Chris Ailman, Chief Investment Officer, California State Teachers Retirement System, Sacramento, CA: He does not believe that there should be any roll back of Section 404. He believes that investor trust is too important. He says that his fund lost 15% of its value after Enron and thinks the costs of Section 404 are worth it. His fund only deals in larger companies due to their size, $135 Billion.

Irwin Federman, General Partner, US Venture Partners, Menlo Park, CA: He believes that Section 404 is like a fisherman with a net where the holes are too small. This legislation catches everything in it not just the bad guys. He thinks it has unintended costs and not much benefit. He also believes that the SEC needs to require hedge funds to register because there is a lot of abuse in that sector.

Bill Hambrecht, Founder, Chairman and CEO of W. R. Hambrecht, San Francisco, CA: He thinks the materiality level of PCAOB Audit Standard #2 is too high at 5%. He thinks you can hide a lot of fraud at that level. But he also thinks that the wrong emphasis has been placed on mundane transactions. He thinks revenue and inventory tell the story.
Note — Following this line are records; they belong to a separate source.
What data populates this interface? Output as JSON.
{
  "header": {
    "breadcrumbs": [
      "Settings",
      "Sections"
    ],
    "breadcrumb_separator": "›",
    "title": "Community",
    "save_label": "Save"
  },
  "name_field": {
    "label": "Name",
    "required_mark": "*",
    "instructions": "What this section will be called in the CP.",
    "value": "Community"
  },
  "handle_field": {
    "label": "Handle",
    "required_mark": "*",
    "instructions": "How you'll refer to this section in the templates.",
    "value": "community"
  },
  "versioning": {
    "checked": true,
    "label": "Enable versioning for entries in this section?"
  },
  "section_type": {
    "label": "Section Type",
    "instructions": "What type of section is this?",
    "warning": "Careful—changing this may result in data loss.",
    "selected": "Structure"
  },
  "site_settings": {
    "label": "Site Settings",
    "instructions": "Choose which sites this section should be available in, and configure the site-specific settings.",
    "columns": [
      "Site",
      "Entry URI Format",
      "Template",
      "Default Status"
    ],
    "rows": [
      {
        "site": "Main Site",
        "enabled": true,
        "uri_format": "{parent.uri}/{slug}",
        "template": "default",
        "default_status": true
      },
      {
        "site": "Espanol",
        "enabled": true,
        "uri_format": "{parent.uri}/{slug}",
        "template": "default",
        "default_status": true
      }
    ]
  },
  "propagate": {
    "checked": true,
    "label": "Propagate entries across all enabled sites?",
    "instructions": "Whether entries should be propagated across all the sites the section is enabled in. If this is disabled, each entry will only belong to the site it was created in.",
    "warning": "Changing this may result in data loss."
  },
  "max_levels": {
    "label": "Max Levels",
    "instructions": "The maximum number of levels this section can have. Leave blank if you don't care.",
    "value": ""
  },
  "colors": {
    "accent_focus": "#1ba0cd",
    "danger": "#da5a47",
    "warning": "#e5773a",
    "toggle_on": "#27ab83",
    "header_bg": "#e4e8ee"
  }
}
Jon Hickman, Vice President, Equity Research-Technology, MDB Capital Group LLC, Santa Monica, CA: He thinks the costs of Section 404 are too high and the benefits are not high enough.

Michael McConnell, Managing Director, Shamrock Capital Advisors, Burbank, CA: He likes Section 404 and the transparency it brings. He thinks the cost of capital is lowered. He deals with companies of all sizes. He thinks the investors’ voice has been lost until Sarbanes-Oxley.

Andrew Shapiro, President, Lawndale Capital Management, LLC, Mill Valley, CA: He thinks good governance is key. He likes the independence theme in Sarbanes-Oxley and thinks this is key. He would support a tiered system of Section 404 implementation for various sizes of companies so that they could comply more cost effectively.


Today, September 20th, the SEC Advisory Committee on Smaller Public Companies presents its recommendations to the SEC and the public for their consideration. As of yesterday, they are batting a thousand since SEC Commissioner pre-announced the delay was announced for Section 404 certification for another year for smaller public companies as well as a decision not to accelerate annual and quarterly reporting times for smaller public companies. This will be officially announced by the SEC tomorrow.

Wednesday the SEC will render its official details of delays in Section 404 and the acceleration of reporting deadlines for 10Q and 10K.